Everyone Is Loving What LeBron James Had To Say About Women’s Basketball

LeBron James had lots of praise for women’s basketball, particularly at the college level, during a locker-room interview after a game on Wednesday night.

James scored 25 points, adding seven rebounds and nine assists as the Los Angeles Lakers beat the Washington Wizards 125-120 on the night.

With the NCAA Tournament now in full swing, the four-time MVP was asked for a take on the women’s game and pointed out that there isn’t much of a difference between men’s and women’s basketball right now.

LeBron James pointing

“I don’t think there’s much difference between the men’s and women’s game when it comes to college basketball,” he said, per ESPN’s Dave McMenamin. “I think the popularity comes in with the icons that they have in the women’s game. You look at Angel Reese, you look at JuJu [Watkins], you look at Caitlin Clark, you look at Paige [Bueckers].

“You look at the young girl that’s at Iowa State, the freshman there [Audi Crooks]. You look at [Cameron] Brink … at Stanford. And that’s just to name a few. And the freshman that’s at Notre Dame [Hannah Hidalgo]. Because they’re not allowed to go to the NBA [after their freshman year].”

LeBron James believes the popularity of the women’s NCAA tournament this year compared to the men’s is the “icons” involved in the women’s game. But he pointed out the Catch-22 of those players growing their profile because they’re prevented from being one-and-done.

The Iowa Hawkeyes beat the LSU Tigers this Monday, with both Clark and Reese on show. The game attracted an average of 12.3 million viewers on ESPN, with just one of the men’s games bringing in more as Duke vs. NC State garnered 15.1 million viewers.

Fans appreciated what LBJ had to say. Here’s how some of them reacted:

“Regardless if you think Bron is right or not (he’s right) it’s great that he’s talking about the women’s game.”

“I mean he wasn’t wrong. Most tuned in for a certain players not the team. Women’s Basketball has always been in tuned when it comes to Fundamentals of Basketball, but it’s about the stars. Even in the NBA. If the team have no stars only the home and die hard fans tuned in.You can just really tell LeBron loves the game it’s going to be sad when he’s gone 😢”

“He’s right, woman’s college ball has the right formula. Ladies can build their brand now in college, mature on and off the court, and draft stock rises. Always a chance of injury…”

LeBron James Explains Why Staying In College Longer Could Be Beneficial

While female college players are disadvantaged in that they need to be turning 22 in the calendar year of the draft, while the NBA requires a player to be 19, LeBron James reckons there’s some benefit as women get to build a legacy in college.

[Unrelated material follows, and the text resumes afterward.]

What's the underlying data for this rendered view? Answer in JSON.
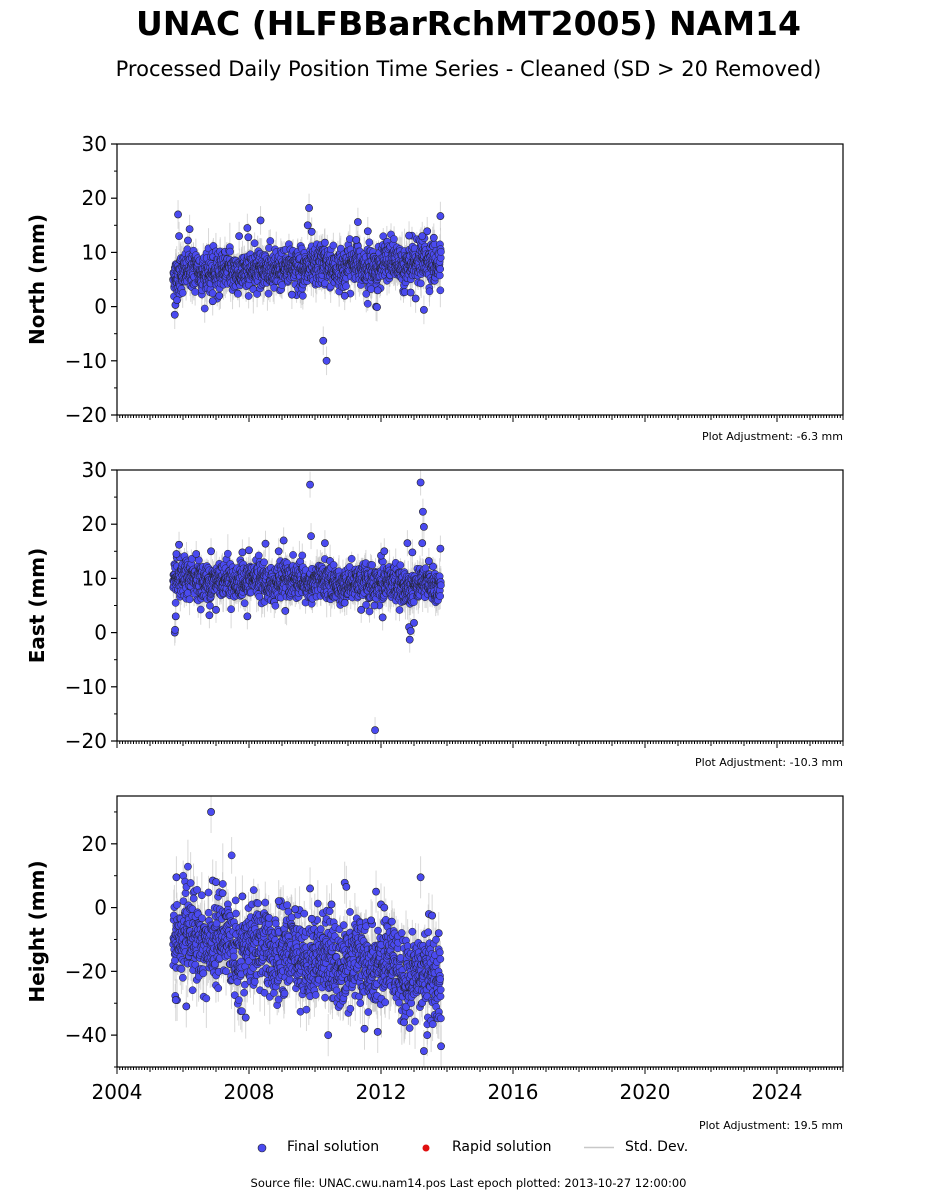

“You’re able to build a real iconic legacy at a program,” he continued. “And that’s what we all love about it. That’s what we all love. We love the girl’s game because of that moment you actually get to see those girls [build to].

“That’s what makes the girl’s Final Four and the Elite Eight so great. Yeah, Iowa was a great team; Caitlin Clark is the reason we tuned in. You’re going to watch Purdue because of Zach Edey, because he’s a great player. We watched that Purdue-Tennessee game because of Zach Edey and [Dalton] Knecht.

“Players, depending on who they are, will drive the attention when it comes to viewership.“

Still, he recognized that female stars are at risk of losing out when it comes to personal incentives given that they are not able to immediately jump to the pros after a great freshman year.

“It’s just a different time between the men’s and women’s,” he remarked. “And men can come out after their freshman year. If I have a big-ass season after my freshman year of college basketball, I’m going to the league. If a girl has a great season — like JuJu. JuJu, she can’t come out. If she could, you think she might. Maybe. But that’s the difference.”

It is worth noting that NIL has made it so that female college players can make millions while still in school as opposed to hundreds of thousands in the WNBA. The average WNBA salary was $147,745 in 2023, a lot less than what the likes of Clark and Reese made last year.